I guess that's what I want to give to America, less pride and more of a sense of responsibility. A sense of ownership for the state of the world. We still are at a point in time where we can change the trajectory of everything. We just need to acknowledge it and take real action - spend money.

AllThingsSpring said...

The great problem here is a disconnect between what you have and where it comes from. We have done everything to partition our thinking so as to seperate to the greatest extent possible the relationship between a thing and the source of that thing, as well as the consequences that go along with it. The average meal in America travels 1200 miles from farm to factory to grocery store to dinner plate. The oil we get out of the ground came from biomass cooked under the ground for thousands of years, a resource that is quite finite and also large in its effect on the ecosystem when all that carbon is dumped back into the atmosphere in short order. We burn through a year's supply of oil (in terms of replenishment) in about 16 hours.

The policies of the United States government for at least a century have been about getting people to ignore where resources and energy come from, ignore what pollution comes about by consuming them, and ignoring any connection to the natural world that these things have, all in the name of economic growth.

Today, we spend a tiny fraction of money to come up with actual solutions to problems, but most of the money is spent to control the resources and access to them. We're a pathetic empire attempting to control everything and everyone to perpetuate profits and the so called American Way of Life. None of these things are desirable or sustainable in the long run.

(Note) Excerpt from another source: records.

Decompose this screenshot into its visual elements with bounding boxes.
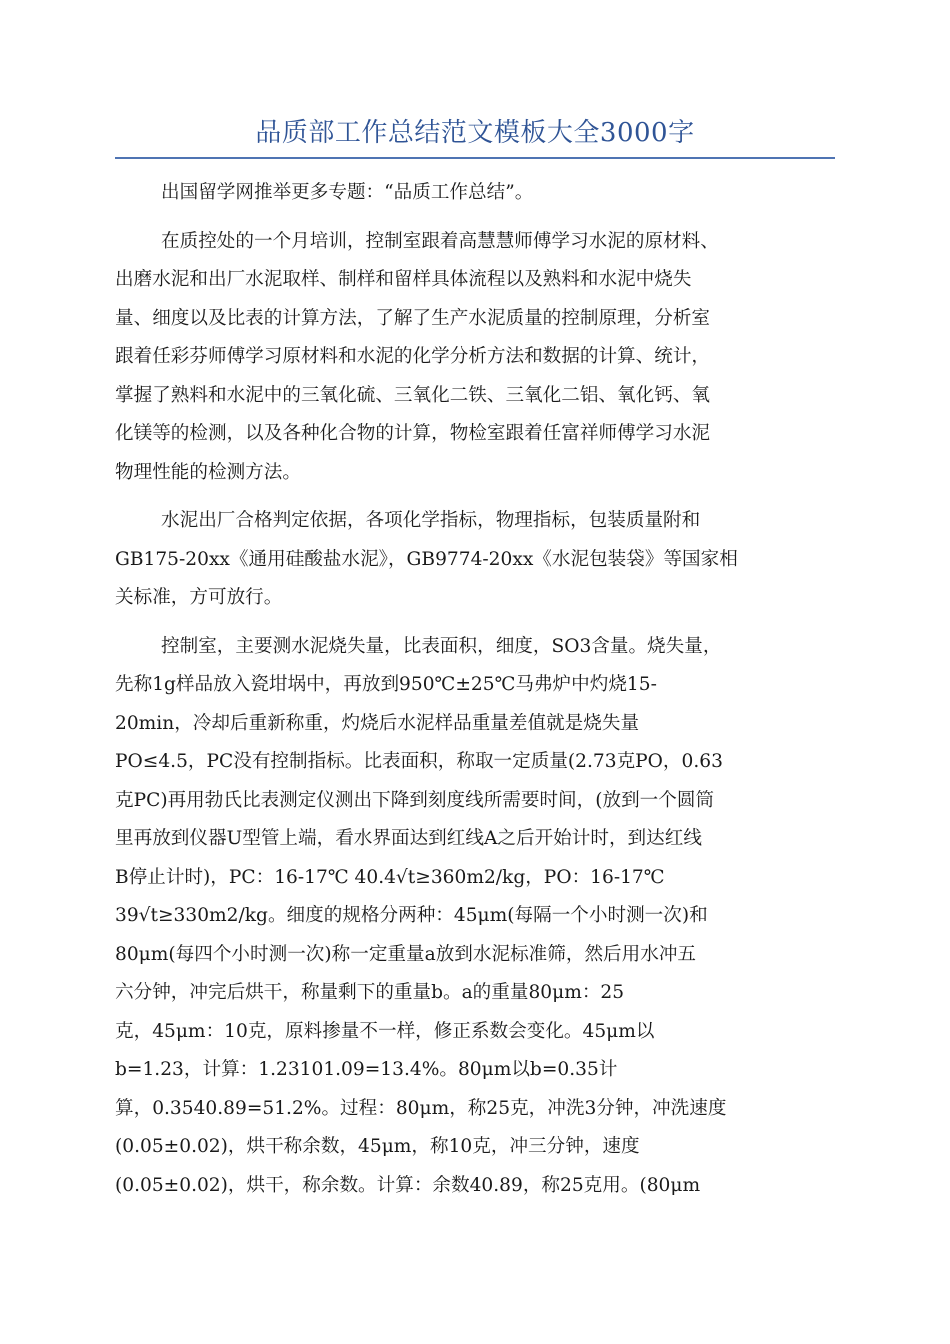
text-line: 六分钟，冲完后烘干，称量剩下的重量b。a的重量80μm：25 — [115, 982, 625, 1003]
document-title: 品质部工作总结范文模板大全3000字 — [255, 118, 695, 148]
text-line: B停止计时)，PC：16-17℃ 40.4√t≥360m2/kg，PO：16-17℃ — [115, 866, 665, 888]
text-line: 先称1g样品放入瓷坩埚中，再放到950℃±25℃马弗炉中灼烧15- — [115, 674, 657, 695]
text-line: 水泥出厂合格判定依据，各项化学指标，物理指标，包装质量附和 — [161, 510, 701, 531]
text-line: 量、细度以及比表的计算方法，了解了生产水泥质量的控制原理，分析室 — [115, 307, 711, 329]
paragraph-intro — [115, 174, 840, 213]
text-line: 在质控处的一个月培训，控制室跟着高慧慧师傅学习水泥的原材料、 — [161, 230, 719, 252]
text-line: GB175-20xx《通用硅酸盐水泥》，GB9774-20xx《水泥包装袋》等国家相 — [115, 548, 738, 570]
text-line: 跟着任彩芬师傅学习原材料和水泥的化学分析方法和数据的计算、统计， — [115, 346, 711, 367]
text-line: 克PC)再用勃氏比表测定仪测出下降到刻度线所需要时间，(放到一个圆筒 — [115, 789, 715, 811]
text-line: (0.05±0.02)，烘干称余数，45μm，称10克，冲三分钟，速度 — [115, 1136, 640, 1157]
text-line: PO≤4.5，PC没有控制指标。比表面积，称取一定质量(2.73克PO，0.63 — [115, 751, 723, 772]
text-line: 算，0.3540.89=51.2%。过程：80μm，称25克，冲洗3分钟，冲洗速度 — [115, 1097, 727, 1119]
paragraph-standards — [115, 502, 840, 618]
text-line: 关标准，方可放行。 — [115, 587, 283, 608]
paragraph-training — [115, 223, 840, 493]
text-line: (0.05±0.02)，烘干，称余数。计算：余数40.89，称25克用。(80μm — [115, 1174, 701, 1196]
text-line: 80μm(每四个小时测一次)称一定重量a放到水泥标准筛，然后用水冲五 — [115, 943, 697, 965]
text-line: b=1.23，计算：1.23101.09=13.4%。80μm以b=0.35计 — [115, 1059, 618, 1080]
document-body — [115, 174, 840, 1215]
text-line: 物理性能的检测方法。 — [115, 461, 301, 483]
text-line: 里再放到仪器U型管上端，看水界面达到红线A之后开始计时，到达红线 — [115, 828, 702, 849]
text-line: 39√t≥330m2/kg。细度的规格分两种：45μm(每隔一个小时测一次)和 — [115, 905, 708, 926]
paragraph-control-room — [115, 628, 840, 1206]
text-line: 20min，冷却后重新称重，灼烧后水泥样品重量差值就是烧失量 — [115, 712, 640, 734]
text-line: 克，45μm：10克，原料掺量不一样，修正系数会变化。45μm以 — [115, 1020, 655, 1042]
text-line: 掌握了熟料和水泥中的三氧化硫、三氧化二铁、三氧化二铝、氧化钙、氧 — [115, 384, 711, 406]
title-header — [115, 113, 835, 159]
text-line: 出国留学网推举更多专题：“品质工作总结”。 — [161, 182, 534, 203]
text-line: 出磨水泥和出厂水泥取样、制样和留样具体流程以及熟料和水泥中烧失 — [115, 269, 692, 290]
text-line: 化镁等的检测，以及各种化合物的计算，物检室跟着任富祥师傅学习水泥 — [115, 423, 711, 444]
text-line: 控制室，主要测水泥烧失量，比表面积，细度，SO3含量。烧失量， — [161, 635, 722, 657]
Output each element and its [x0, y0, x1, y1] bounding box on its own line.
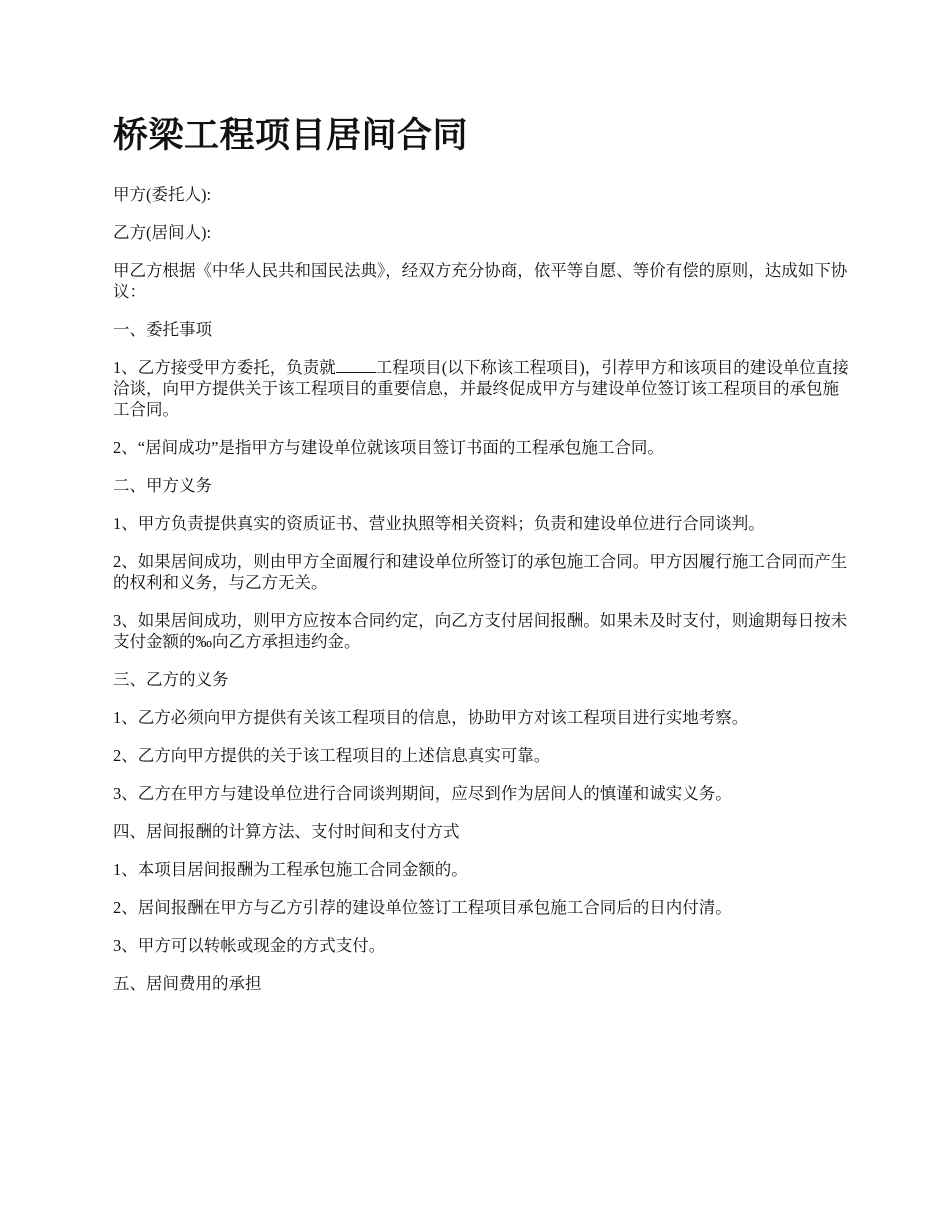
section-2-heading: 二、甲方义务	[113, 476, 212, 495]
section-2-item-1: 1、甲方负责提供真实的资质证书、营业执照等相关资料；负责和建设单位进行合同谈判。	[113, 514, 765, 533]
section-3-item-1: 1、乙方必须向甲方提供有关该工程项目的信息，协助甲方对该工程项目进行实地考察。	[113, 708, 749, 727]
section-4-item-2: 2、居间报酬在甲方与乙方引荐的建设单位签订工程项目承包施工合同后的日内付清。	[113, 898, 732, 917]
project-name-blank	[336, 357, 376, 373]
party-b-line: 乙方(居间人):	[113, 223, 212, 242]
section-1-item-1-text-after: 工程项目(以下称该工程项目)，引荐甲方和该项目的建设单位直接洽谈，向甲方提供关于该工程项目的重要信息，并最终促成甲方与建设单位签订该工程项目的承包施工合同。	[113, 358, 849, 419]
section-3-heading: 三、乙方的义务	[113, 670, 229, 689]
section-2-item-2: 2、如果居间成功，则由甲方全面履行和建设单位所签订的承包施工合同。甲方因履行施工合同而产生的权利和义务，与乙方无关。	[113, 552, 848, 592]
section-1-item-2: 2、“居间成功”是指甲方与建设单位就该项目签订书面的工程承包施工合同。	[113, 438, 664, 457]
section-4-heading: 四、居间报酬的计算方法、支付时间和支付方式	[113, 822, 460, 841]
section-2-item-3: 3、如果居间成功，则甲方应按本合同约定，向乙方支付居间报酬。如果未及时支付，则逾期每日按未支付金额的‰向乙方承担违约金。	[113, 611, 848, 651]
party-a-line: 甲方(委托人):	[113, 185, 212, 204]
document-body	[113, 112, 853, 1011]
section-3-item-2: 2、乙方向甲方提供的关于该工程项目的上述信息真实可靠。	[113, 746, 551, 765]
section-4-item-3: 3、甲方可以转帐或现金的方式支付。	[113, 936, 386, 955]
section-1-item-1	[113, 357, 853, 420]
section-1-item-1-text-before: 1、乙方接受甲方委托，负责就	[113, 358, 336, 377]
section-1-heading: 一、委托事项	[113, 320, 212, 339]
intro-paragraph: 甲乙方根据《中华人民共和国民法典》，经双方充分协商，依平等自愿、等价有偿的原则，达成如下协议：	[113, 261, 848, 301]
document-title: 桥梁工程项目居间合同	[113, 115, 469, 156]
section-3-item-3: 3、乙方在甲方与建设单位进行合同谈判期间，应尽到作为居间人的慎谨和诚实义务。	[113, 784, 732, 803]
section-4-item-1: 1、本项目居间报酬为工程承包施工合同金额的。	[113, 860, 468, 879]
section-5-heading: 五、居间费用的承担	[113, 974, 262, 993]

Americans are not stupid, and certainly not lazy. They are however generally ignorant and oblivious (thats by design), and if anything they are too active. American policy and business is all about doing, when what we should have done is stop and think and consider and understand. We've built a fabricated fantasy of life up like a house of cards, and now that the connection to real things, to nature, is starting to reassert itself, its likely to get blown down by the windstorm that is reality.

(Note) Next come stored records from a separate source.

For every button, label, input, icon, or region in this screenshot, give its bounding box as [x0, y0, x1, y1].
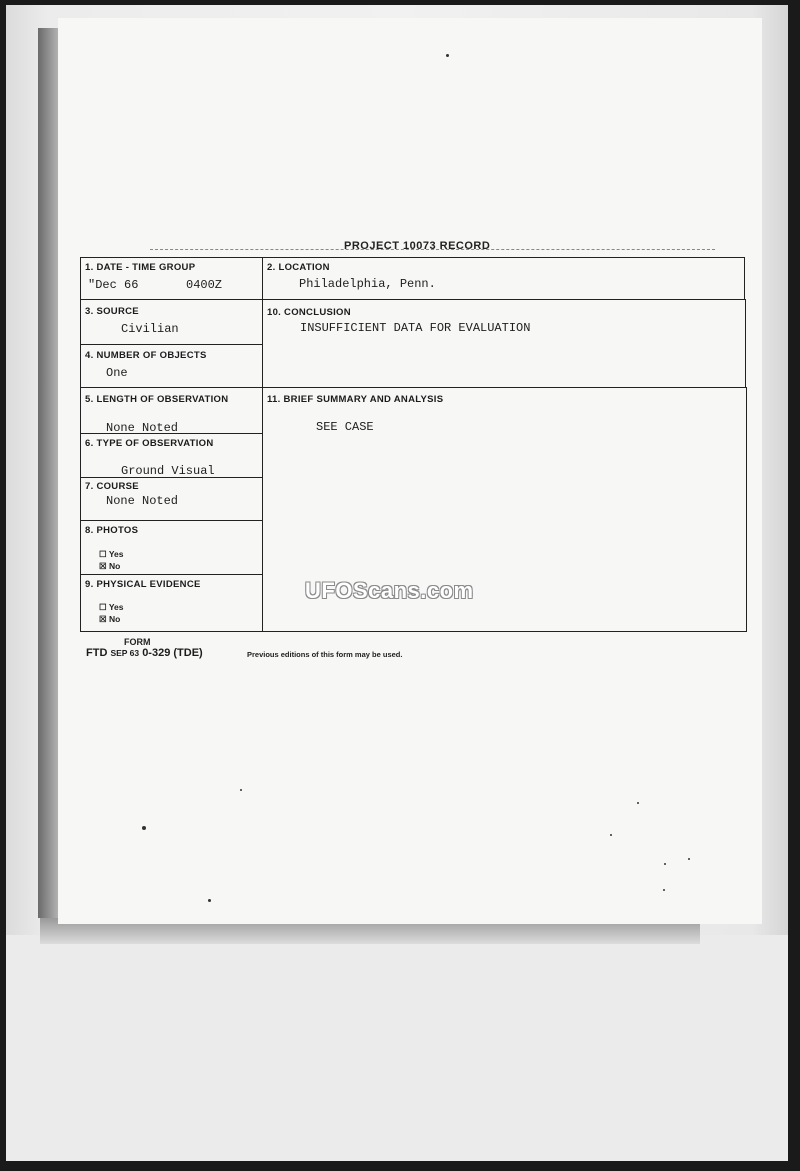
- physical-evidence-yes-checkbox: ☐: [99, 602, 107, 612]
- dust-speck: [664, 863, 666, 865]
- type-of-observation-label: 6. TYPE OF OBSERVATION: [85, 438, 214, 449]
- scan-frame-left: [0, 0, 6, 1171]
- dust-speck: [688, 858, 690, 860]
- footer-form-word: FORM: [124, 637, 151, 647]
- length-of-observation-value: None Noted: [106, 421, 179, 435]
- photos-label: 8. PHOTOS: [85, 525, 139, 536]
- photos-no-checkbox: ☒: [99, 561, 107, 571]
- time-value: 0400Z: [186, 278, 223, 292]
- photos-yes-checkbox: ☐: [99, 549, 107, 559]
- dust-speck: [208, 899, 211, 902]
- physical-evidence-no-label: No: [109, 614, 121, 624]
- dust-speck: [142, 826, 146, 830]
- date-value: "Dec 66: [88, 278, 139, 292]
- form-title: PROJECT 10073 RECORD: [344, 240, 491, 252]
- source-label: 3. SOURCE: [85, 306, 139, 317]
- footer-note: Previous editions of this form may be used.: [247, 650, 403, 659]
- scan-frame-top: [0, 0, 800, 5]
- summary-value: SEE CASE: [316, 420, 374, 434]
- footer-form-prefix: FTD: [86, 647, 108, 659]
- divider-8-9: [80, 574, 263, 575]
- column-divider: [262, 257, 263, 632]
- photos-yes-option: [99, 549, 124, 560]
- physical-evidence-no-option: [99, 614, 120, 625]
- number-of-objects-label: 4. NUMBER OF OBJECTS: [85, 350, 207, 361]
- source-value: Civilian: [121, 322, 179, 336]
- physical-evidence-yes-label: Yes: [108, 602, 124, 612]
- paper-shadow-left: [38, 28, 60, 918]
- dust-speck: [637, 802, 639, 804]
- physical-evidence-yes-option: [99, 602, 124, 613]
- footer-form-date: SEP 63: [110, 648, 140, 658]
- course-value: None Noted: [106, 494, 179, 508]
- dust-speck: [446, 54, 449, 57]
- date-time-group-label: 1. DATE - TIME GROUP: [85, 262, 196, 273]
- number-of-objects-value: One: [106, 366, 128, 380]
- type-of-observation-value: Ground Visual: [121, 464, 215, 478]
- conclusion-value: INSUFFICIENT DATA FOR EVALUATION: [300, 321, 531, 335]
- physical-evidence-label: 9. PHYSICAL EVIDENCE: [85, 579, 201, 590]
- lower-sheet: [0, 935, 800, 1171]
- watermark: UFOScans.com: [305, 578, 474, 603]
- footer-form-id: [86, 647, 203, 659]
- scan-frame-right: [788, 0, 800, 1171]
- divider-7-8: [80, 520, 263, 521]
- location-value: Philadelphia, Penn.: [299, 277, 436, 291]
- location-label: 2. LOCATION: [267, 262, 330, 273]
- photos-yes-label: Yes: [108, 549, 124, 559]
- dust-speck: [240, 789, 242, 791]
- course-label: 7. COURSE: [85, 481, 139, 492]
- dust-speck: [610, 834, 612, 836]
- photos-no-label: No: [109, 561, 121, 571]
- dust-speck: [663, 889, 665, 891]
- divider-3-4: [80, 344, 263, 345]
- summary-label: 11. BRIEF SUMMARY AND ANALYSIS: [267, 394, 444, 405]
- conclusion-label: 10. CONCLUSION: [267, 307, 351, 318]
- photos-no-option: [99, 561, 120, 572]
- footer-form-number: 0-329 (TDE): [142, 647, 203, 659]
- physical-evidence-no-checkbox: ☒: [99, 614, 107, 624]
- length-of-observation-label: 5. LENGTH OF OBSERVATION: [85, 394, 229, 405]
- scan-frame-bottom: [0, 1161, 800, 1171]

At no point have we considered things that will actually work in any mass public forum. Everything is about maintaining and upholding our sense of entitlements, which in turn leads to a broken infrastructure that will wither and die in the most painful manner when our obliviousness meets the realities of energy and resource acquisition. Further, by continuing with the charade of a lifestyle, we simply tie ourselves more tightly to the regions of the world and people who simply hate our guts or represent a competition for said resources.

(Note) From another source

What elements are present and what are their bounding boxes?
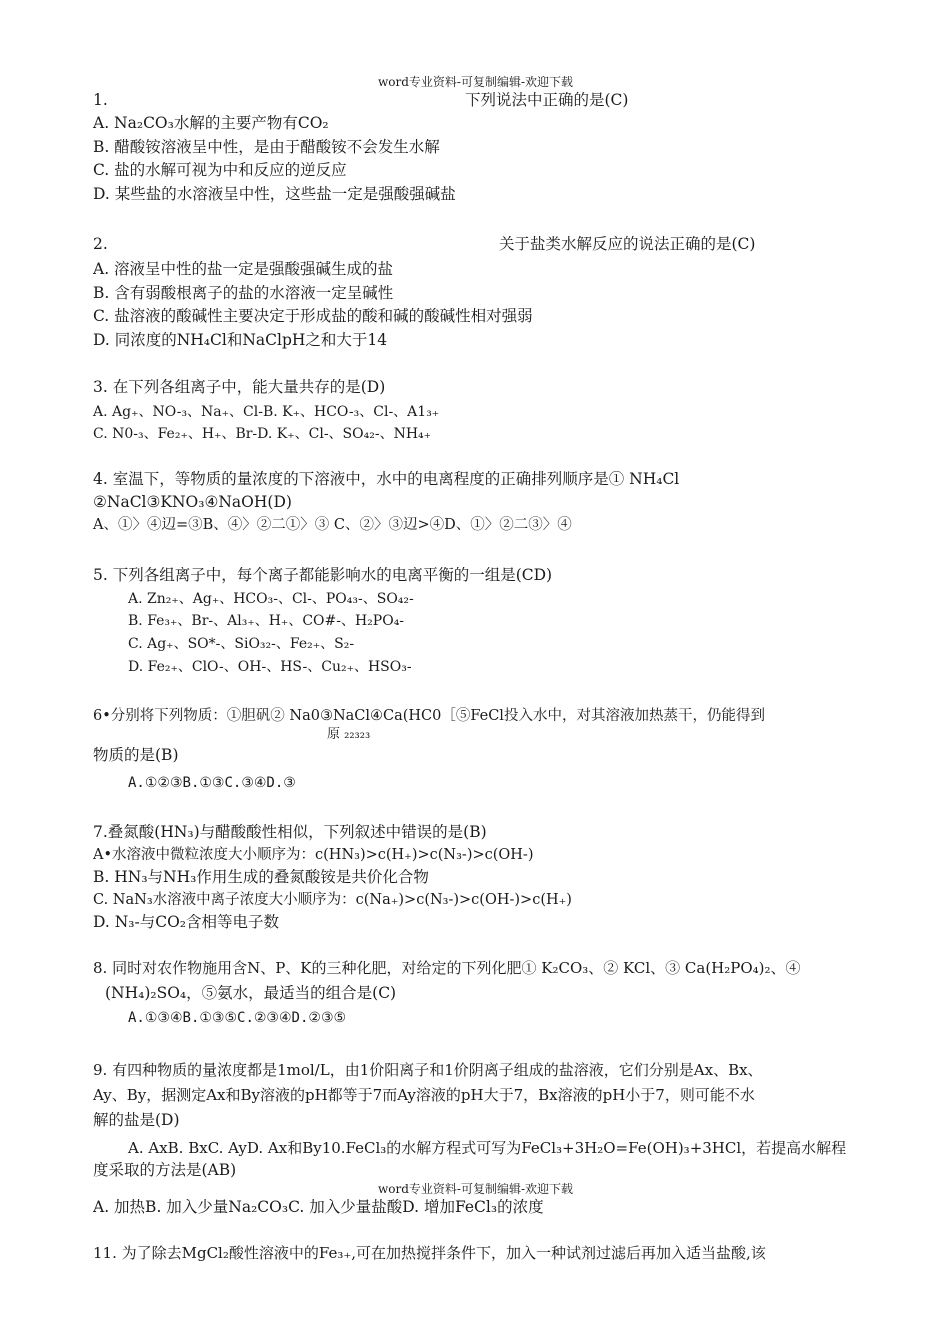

In short, we need to pay for what we get and be well informed and intelligent in our choices of what is worth paying for and what is just money and lives wasted.

Our current path is a disaster. Either we find a better way to deal with things or we bring worse collapse down on our own heads in the future.

Pernox said...

Crisis is the mother of invention...

Or to quote Simpsons...

Lisa: The Chinese have the same word for crisis as opportunity.

Homer: Yes! Crisitunity!

AllThingsSpring said...

Crisis is also the mother of food riots and poverty.

I have little doubt that human ingenuity will find solutions to much of these problems, but that our actions will be too little too late to effect the coming collapse. There just is not enough time to come up with a viable solution and get the massive infrastructures in place to dole out such a solution, and we probably won't have the resources to do so in any case. The problems are looming much faster than the solutions can keep up. This will lead to years, if not decades, of ugliness, and that doesn't count the potential multi-century effects like global climate change. Also, what if we come up with solutions, but its only sustainable for a quarter of the present population? Is a huge die off in the cards? Can we live with a dramatic loss of our current standards of living and commerce? I'm worried to say the least, albeit hopeful for good resolutions in the long term.